From our meeting place in the front yard of her oldest daughter’s—my biological big sister’s—home, we went into the living room. Cousins were meeting and hugging for the first time. Everyone was sizing each other up to see if we, in fact, were related. We never stared long enough to really know if we favored the other. However, I do recall a funny comment about how my cousins had, “Cleaned like The Queen was coming to visit.” I laughed because I would’ve done the same. That day, I only had a few precious minutes alone with Mary. We had gone to the beach and it was a bit chilly for both of us. We walked back to the parking lot and sat in my car. Me in the driver’s seat and her in the passenger seat. I asked her about a name she had tattooed on her arm. Other than that I don’t really recall what we spoke about. That fact alone is unreal. Remembering, taking in every detail, is kinda my thing. It’s how I make my way in the world. I see. I tell.
It was getting dark so everyone else made their way to the parking lot and it was time to say goodbye. We were all sandy and cold and saying the most awkward “see ya laters”. When it was mine and Mary’s time to say goodbye we hugged, but not like before. I vividly recall her locking me in her arms. Once the average hug time had passed something in me said to not pull away, but to let her hold onto me. And she held for a while. And then it was over. I piled in my car after, each of my four kids and husband, and then I looked straight ahead and sighed in relief. I felt happiness, awkwardness, joy and every other emotion.
Mary was soon on her way to her new state to live with her youngest daughter, and my biological little sister. While there she continued to call me during reading breaks and while sitting on the patio of her new apartment. She would tell me about the books, their characters, and what she liked about them. She would tell me stories of her grandkids and maybe a bit about her childhood. Honestly, I loved the calls, and I also hated them. It took so much energy to get to know this stranger that was my mother. I would giggle to my husband over the way she would say my name. The first syllable drawn out long and the second quick. Still, when she called I answered. And if I missed a call, I would call back the same day, or the next.

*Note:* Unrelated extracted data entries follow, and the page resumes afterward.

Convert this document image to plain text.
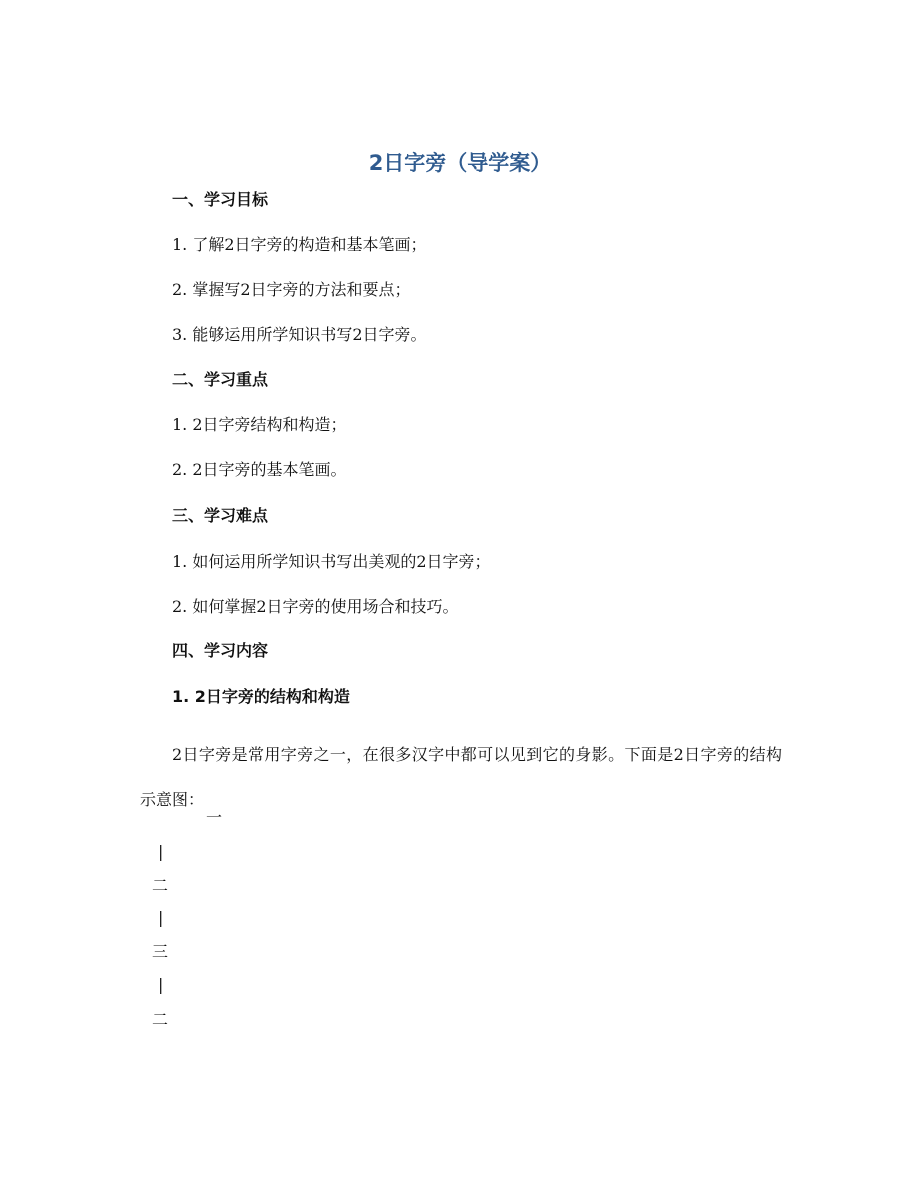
2日字旁（导学案）
一、学习目标
1. 了解2日字旁的构造和基本笔画；
2. 掌握写2日字旁的方法和要点；
3. 能够运用所学知识书写2日字旁。
二、学习重点
1. 2日字旁结构和构造；
2. 2日字旁的基本笔画。
三、学习难点
1. 如何运用所学知识书写出美观的2日字旁；
2. 如何掌握2日字旁的使用场合和技巧。
四、学习内容
1. 2日字旁的结构和构造
2日字旁是常用字旁之一，在很多汉字中都可以见到它的身影。下面是2日字旁的结构示意图：
一
|
二
|
三
|
二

Then, there was a missed call alert sat on my phone. I will call tomorrow, I thought. Until, I got a call in the middle of the night. Mary had been rushed to the hospital and was on life support after an aneurysm in her brain. She would not be waking up. The family was being instructed to come.
The family: that now included me.
Should I go? I made a quick call to my mom who raised me and asked her what I should do. She gave me some of the wisest words I will ever know: You will never regret going, but you may regret not going. You should go.
The next day I stood at the end of her hospital bed, with my husband by my side, and said all the important things one thinks to say. Every once in a while her foot would move, but doctors said this was just a reflex. This time I was able to study her while she lay in that hospital bed. Ironically, the way I had imagined her all of my days. In a hospital bed, only not with tubes at her side, but with me as a baby.
Eighty-two days after I met her she unexpectedly passed away. My thirty-fifth birthday was the last birthday I had when she was living. It was also the one when I felt prompted to write to her. Doing so did not answer all of my questions, nor did it heal all of my wounds. It was, however, one of the most profound experiences of my days. And, I believe it was one of Mary’s as well.